1. Flaherty  KT, Robert  C, Hersey  P,  et al; METRIC Study Group.  Improved survival with MEK inhibition in BRAF-mutated melanoma. N Engl J Med. 2012;367:107-114.

2. Downward J. Targeting RAS signaling pathways in cancer therapy. Nat Rev Cancer. 2003;3:11–22.)

3. Duncan KE, Chang LY, Patronas M. MEK inhibitors: a new class of chemotherapeutic agents with ocular toxicity. Eye (Lond). 2015;29:1003-1012. 

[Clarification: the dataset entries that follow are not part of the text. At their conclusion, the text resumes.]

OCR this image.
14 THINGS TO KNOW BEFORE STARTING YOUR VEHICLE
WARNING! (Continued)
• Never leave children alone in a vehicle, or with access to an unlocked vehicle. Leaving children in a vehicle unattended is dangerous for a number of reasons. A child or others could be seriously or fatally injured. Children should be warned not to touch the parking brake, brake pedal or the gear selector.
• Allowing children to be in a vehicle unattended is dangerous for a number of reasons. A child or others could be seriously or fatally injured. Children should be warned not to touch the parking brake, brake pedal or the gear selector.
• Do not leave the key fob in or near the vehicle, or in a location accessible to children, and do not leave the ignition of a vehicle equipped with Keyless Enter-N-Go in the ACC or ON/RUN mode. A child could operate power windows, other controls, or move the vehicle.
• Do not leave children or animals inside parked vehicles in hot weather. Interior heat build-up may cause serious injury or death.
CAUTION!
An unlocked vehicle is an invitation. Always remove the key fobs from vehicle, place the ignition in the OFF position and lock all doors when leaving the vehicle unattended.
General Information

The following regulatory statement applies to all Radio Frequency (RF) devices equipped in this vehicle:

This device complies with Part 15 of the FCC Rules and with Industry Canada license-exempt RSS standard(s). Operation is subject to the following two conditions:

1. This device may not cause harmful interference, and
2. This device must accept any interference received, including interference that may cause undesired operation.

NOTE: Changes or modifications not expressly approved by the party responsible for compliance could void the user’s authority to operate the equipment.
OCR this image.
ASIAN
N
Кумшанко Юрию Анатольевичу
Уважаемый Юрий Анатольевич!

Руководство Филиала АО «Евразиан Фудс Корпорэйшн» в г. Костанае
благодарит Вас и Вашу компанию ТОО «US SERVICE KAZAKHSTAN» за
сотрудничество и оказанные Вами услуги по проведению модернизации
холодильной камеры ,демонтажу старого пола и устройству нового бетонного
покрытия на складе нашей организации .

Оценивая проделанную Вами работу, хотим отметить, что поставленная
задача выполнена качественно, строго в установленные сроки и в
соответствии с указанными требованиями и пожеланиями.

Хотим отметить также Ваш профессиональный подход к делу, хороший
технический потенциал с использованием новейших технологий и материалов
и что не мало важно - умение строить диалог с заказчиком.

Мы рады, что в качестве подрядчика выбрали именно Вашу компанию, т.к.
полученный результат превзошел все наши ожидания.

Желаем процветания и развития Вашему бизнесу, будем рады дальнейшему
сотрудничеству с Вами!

4. Goyal G, Heaney ML, Collin M, et al. Erdheim-Chester disease: consensus recommendations for evaluation, diagnosis, and treatment in the molecular era. Blood. 2020;135:1929-1945.

5. Diamond, EL, Durham, BH, Ulaner, GA, et al. Efficacy of MEK inhibition in patients with histiocytic neoplasms. Nature. 2019;567:521–524.

6. McCannel TA, Chmielowski B, Finn RS, et al. Bilateral subfoveal neurosensory retinal detachment associated with MEK inhibitor use for metastatic cancer. JAMA Ophthalmol. 2014;132:1005–1009.

7. Choe CH, McArthur GA, Caro I, et al. Ocular toxicity in BRAF mutant cutaneous melanoma patients treated with vemurafenib. Am J Ophthalmol. 2014;158:831-837.e2.

8. Stjepanovic N, Velazquez-Martin JP, Bedard PL. Ocular toxicities of MEK inhibitors and other targeted therapies. Ann Oncol. 2016;27:998-1005.

9. Menzies AM, Long GV. Dabrafenib and trametinib, alone and in combination for BRAF-mutant metastatic melanoma. Clin Cancer Res. 2014;20:2035-2043. 

10. Velez-Montoya R, Olson J, Petrash M, et al. Acute onset central serous retinopathy with MEK inhibitor use for metastatic cancer. Invest Ophthalmol Vis Sci. 2011:Eeabstract 2153.

11.Urner-Bloch U, Urner M, Stieger P, et al. Transient MEK inhibitor-associated retinopathy in metastatic melanoma. Ann Oncol. 2014;25:1437-1441.

12. Schoenberger SD, Kim SJ. Bilateral multifocal central serous-like chorioretinopathy due to MEK inhibition for metastatic cutaneous melanoma. Case Rep Ophthalmol Med. 2013;2013:673796.

13. Weber ML, Liang MC, Flaherty KT, Heier JS. Subretinal fluid associated with MEK inhibitor use in the treatment of systemic cancer. JAMA Ophthalmol. 2016;134:855–862.

14. Francis JH, Habib LA, Abramson DH, et al. Clinical and morphologic characteristics of MEK inhibitor-associated retinopathy: differences from central serous chorioretinopathy. Ophthalmology. 2017;124:1788-1798.